Charlton Singleton and Quiana Parler and Friends are not new to the tribute scene, having done a Prince tribute, a Frank Sinatra tribute, and another Stevie Wonder tribute previously. This particular event was held as a part of the MOJA Arts Festival, which is a “celebration of African-American and Caribbean arts” held between September 28 and October 8. The concert was an interesting mix of different ages, cultures, and ethnicities, probably thanks to the MOJA festival.
The huge ensemble of Higher Ground, a tribute group to the music of Stevie Wonder, casually came to the stage without much to-do, but Quiana Parler had a magnetic star quality that made you want to dance along with her in her sparkly disco pants and matching shoes. If she were the only vocalist on stage, I wouldn’t have known any different.
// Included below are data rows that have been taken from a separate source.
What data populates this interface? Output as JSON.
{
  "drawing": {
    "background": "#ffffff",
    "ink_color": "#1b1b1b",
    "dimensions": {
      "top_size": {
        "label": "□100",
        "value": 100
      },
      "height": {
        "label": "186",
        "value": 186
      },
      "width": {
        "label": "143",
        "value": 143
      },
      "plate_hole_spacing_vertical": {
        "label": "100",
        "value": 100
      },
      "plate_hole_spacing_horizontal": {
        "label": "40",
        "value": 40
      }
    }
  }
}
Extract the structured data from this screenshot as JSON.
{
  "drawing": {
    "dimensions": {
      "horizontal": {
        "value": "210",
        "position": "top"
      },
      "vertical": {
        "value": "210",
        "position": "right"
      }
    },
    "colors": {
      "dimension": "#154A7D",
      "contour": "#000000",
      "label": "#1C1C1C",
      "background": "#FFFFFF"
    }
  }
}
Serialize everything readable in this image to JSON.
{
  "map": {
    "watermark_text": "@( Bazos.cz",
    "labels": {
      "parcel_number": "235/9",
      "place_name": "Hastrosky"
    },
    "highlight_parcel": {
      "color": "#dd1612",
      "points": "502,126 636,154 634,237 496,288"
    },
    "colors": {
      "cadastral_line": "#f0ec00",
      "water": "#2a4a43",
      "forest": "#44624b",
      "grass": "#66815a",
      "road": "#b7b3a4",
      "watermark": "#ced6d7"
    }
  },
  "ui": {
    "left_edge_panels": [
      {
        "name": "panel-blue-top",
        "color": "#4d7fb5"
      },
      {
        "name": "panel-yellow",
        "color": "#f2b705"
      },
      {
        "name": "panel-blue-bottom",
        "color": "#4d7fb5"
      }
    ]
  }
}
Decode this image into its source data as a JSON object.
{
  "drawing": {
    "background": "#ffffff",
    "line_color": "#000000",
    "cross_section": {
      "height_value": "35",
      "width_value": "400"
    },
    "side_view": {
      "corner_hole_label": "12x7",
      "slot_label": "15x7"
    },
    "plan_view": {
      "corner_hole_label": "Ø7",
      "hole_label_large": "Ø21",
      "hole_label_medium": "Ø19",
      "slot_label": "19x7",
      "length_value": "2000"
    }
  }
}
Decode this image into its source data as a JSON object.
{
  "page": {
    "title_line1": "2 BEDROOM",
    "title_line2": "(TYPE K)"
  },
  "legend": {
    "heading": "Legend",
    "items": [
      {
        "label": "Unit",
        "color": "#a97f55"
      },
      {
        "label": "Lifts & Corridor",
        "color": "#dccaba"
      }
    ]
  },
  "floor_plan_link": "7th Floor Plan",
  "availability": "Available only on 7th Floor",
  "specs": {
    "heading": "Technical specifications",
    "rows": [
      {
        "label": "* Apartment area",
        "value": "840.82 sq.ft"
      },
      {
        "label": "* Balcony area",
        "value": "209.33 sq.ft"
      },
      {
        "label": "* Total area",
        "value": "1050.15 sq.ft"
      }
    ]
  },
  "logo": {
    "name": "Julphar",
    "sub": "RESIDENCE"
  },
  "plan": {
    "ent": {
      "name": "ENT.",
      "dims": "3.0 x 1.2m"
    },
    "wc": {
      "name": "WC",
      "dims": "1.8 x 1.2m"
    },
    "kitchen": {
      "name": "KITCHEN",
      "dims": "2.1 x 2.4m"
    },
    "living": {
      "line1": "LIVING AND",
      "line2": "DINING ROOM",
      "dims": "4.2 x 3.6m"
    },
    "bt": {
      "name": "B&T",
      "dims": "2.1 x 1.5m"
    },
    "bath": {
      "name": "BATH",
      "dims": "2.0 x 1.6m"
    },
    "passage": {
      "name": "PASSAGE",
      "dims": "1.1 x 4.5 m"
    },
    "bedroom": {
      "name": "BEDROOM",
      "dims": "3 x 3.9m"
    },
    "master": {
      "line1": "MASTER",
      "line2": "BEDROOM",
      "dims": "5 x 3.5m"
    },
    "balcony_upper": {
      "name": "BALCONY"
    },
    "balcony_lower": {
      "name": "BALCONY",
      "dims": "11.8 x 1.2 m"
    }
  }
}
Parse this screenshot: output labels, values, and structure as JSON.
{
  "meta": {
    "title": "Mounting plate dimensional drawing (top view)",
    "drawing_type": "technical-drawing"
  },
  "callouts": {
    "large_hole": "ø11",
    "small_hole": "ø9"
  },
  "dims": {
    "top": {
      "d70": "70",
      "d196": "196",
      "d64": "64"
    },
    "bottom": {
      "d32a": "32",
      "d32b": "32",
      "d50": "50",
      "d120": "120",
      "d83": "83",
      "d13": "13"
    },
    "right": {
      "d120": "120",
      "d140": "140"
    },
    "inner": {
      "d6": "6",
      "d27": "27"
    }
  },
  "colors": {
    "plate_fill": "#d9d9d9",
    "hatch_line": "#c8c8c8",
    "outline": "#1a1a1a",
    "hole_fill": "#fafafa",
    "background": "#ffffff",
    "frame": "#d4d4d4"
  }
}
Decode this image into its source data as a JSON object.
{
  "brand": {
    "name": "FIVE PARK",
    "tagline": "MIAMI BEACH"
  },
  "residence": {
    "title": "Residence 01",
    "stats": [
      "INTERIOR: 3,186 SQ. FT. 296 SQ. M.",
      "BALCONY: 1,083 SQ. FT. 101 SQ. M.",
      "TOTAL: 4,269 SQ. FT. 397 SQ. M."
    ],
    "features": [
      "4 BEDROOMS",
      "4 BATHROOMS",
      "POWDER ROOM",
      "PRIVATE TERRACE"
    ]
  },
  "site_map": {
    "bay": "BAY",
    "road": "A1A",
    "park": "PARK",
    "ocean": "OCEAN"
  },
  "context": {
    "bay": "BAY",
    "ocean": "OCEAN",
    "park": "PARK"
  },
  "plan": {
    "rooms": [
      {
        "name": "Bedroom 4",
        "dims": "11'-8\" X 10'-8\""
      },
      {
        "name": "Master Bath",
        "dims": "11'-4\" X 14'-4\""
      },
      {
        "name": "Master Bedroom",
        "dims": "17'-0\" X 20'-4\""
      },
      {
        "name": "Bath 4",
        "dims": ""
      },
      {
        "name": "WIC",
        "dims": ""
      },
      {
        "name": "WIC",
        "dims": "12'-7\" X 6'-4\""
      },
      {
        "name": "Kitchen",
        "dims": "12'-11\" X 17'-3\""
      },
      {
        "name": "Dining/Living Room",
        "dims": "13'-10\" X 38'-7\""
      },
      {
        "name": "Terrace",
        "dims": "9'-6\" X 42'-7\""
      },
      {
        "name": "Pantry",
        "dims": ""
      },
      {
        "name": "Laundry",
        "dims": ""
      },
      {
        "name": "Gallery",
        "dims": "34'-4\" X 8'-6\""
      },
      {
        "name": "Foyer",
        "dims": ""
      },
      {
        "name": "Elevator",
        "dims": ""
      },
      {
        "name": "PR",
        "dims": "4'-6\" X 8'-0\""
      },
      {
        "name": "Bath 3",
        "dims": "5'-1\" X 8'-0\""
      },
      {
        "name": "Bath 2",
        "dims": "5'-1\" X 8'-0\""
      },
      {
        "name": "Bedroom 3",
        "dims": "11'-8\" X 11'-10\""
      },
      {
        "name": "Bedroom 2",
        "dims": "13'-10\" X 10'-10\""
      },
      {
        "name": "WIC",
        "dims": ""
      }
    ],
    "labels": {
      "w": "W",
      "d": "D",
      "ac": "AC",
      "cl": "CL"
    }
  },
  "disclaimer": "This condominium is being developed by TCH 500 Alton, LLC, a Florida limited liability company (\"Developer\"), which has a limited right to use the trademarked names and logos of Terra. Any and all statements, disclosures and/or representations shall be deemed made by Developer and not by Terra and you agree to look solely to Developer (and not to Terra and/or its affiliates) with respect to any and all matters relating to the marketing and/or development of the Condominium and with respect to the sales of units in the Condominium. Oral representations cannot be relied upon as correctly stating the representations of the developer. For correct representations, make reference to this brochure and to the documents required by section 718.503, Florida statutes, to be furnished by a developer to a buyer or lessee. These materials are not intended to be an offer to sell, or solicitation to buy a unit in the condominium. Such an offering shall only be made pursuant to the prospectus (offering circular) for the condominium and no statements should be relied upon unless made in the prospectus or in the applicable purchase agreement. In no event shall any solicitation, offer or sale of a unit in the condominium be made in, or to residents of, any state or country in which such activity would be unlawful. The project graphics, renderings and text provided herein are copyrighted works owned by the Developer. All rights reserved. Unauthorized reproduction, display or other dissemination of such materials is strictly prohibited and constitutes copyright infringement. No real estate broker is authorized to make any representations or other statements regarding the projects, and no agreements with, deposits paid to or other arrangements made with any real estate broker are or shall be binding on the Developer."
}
The group was dressed cohesively, without being too matchy-matchy, in a nice mix of professional dress and fun pieces. Some groups end up looking stuffy for the sake of trying to look legitimate or important, so it was refreshing to see a group not take themselves too seriously.
The sixth song of the night, “All I Do,” showed off Parler’s strong vocal capabilities as well as her ability to draw in the audience. She knows how to work an audience, leaving Charlton Singleton and Aaron Hines, her two counterparts, in the dust.
Singleton, admittedly the weakest vocalist in the group, did have a shining moment in his rendition of the classic, “I Just Called to Say I Love You,” which he sweetly introduced by saying he auditioned for a middle school musical with it. I chalked up his performance to years of practice. Being a virtuoso trumpet player first and foremost, Higher Ground simply didn’t capitalize on Singleton’s greatest strengths in this regard. The lighting for this piece was the best of the night with red and a few stripes of white rather than the rainbow spitfire in other songs in order to set the “funk” tone (which is rather unnecessary, considering the show is a Stevie Wonder tribute), but ended up just blinding the audience.
The keyboardist and backup singer both got a chance to shine as the lead vocalists took a break, and it was honestly the most memorable moment of the night. The keyboardist, Mike Brown, soulfully belted “You and I” with an impressive vibrato that earned him more cheers than either Singleton or Hines. The backup singer was accompanied only by Brown in a rendition of “If It’s Magic” that was set with beautiful cool colored lights. Her style was much more measured and level than Parler, but lacked Parler’s confidence and charisma. At the end the unnamed backup vocalist received a well-deserved standing ovation and wiped tears away.
Overall, the mix of very well-known to little known songs was interesting. There were some Stevie Wonder classics that seemed distinctly missing from the set, like “My Cherie Amour” and “Isn’t She Lovely” in favor for more underground (if you could call any Stevie Wonder song underground) songs like, “Boogie On Reggae Woman.” It is hard to pick a set that will please everyone with such a legend, so I applaud Higher Ground for their attempts, but the set seemed to drag on longer than needed with twenty songs plus an encore, many blending into the next.
If you’re looking for plain fun, this group knows what they’re doing and doesn’t take themselves too seriously. This was a fun night out for a non-devotee with baseline knowledge of Stevie Wonder, and I am curious to see what this group comes up with next. At the end of the day, it’s a tribute show, not a symphony, and should be taken at face value.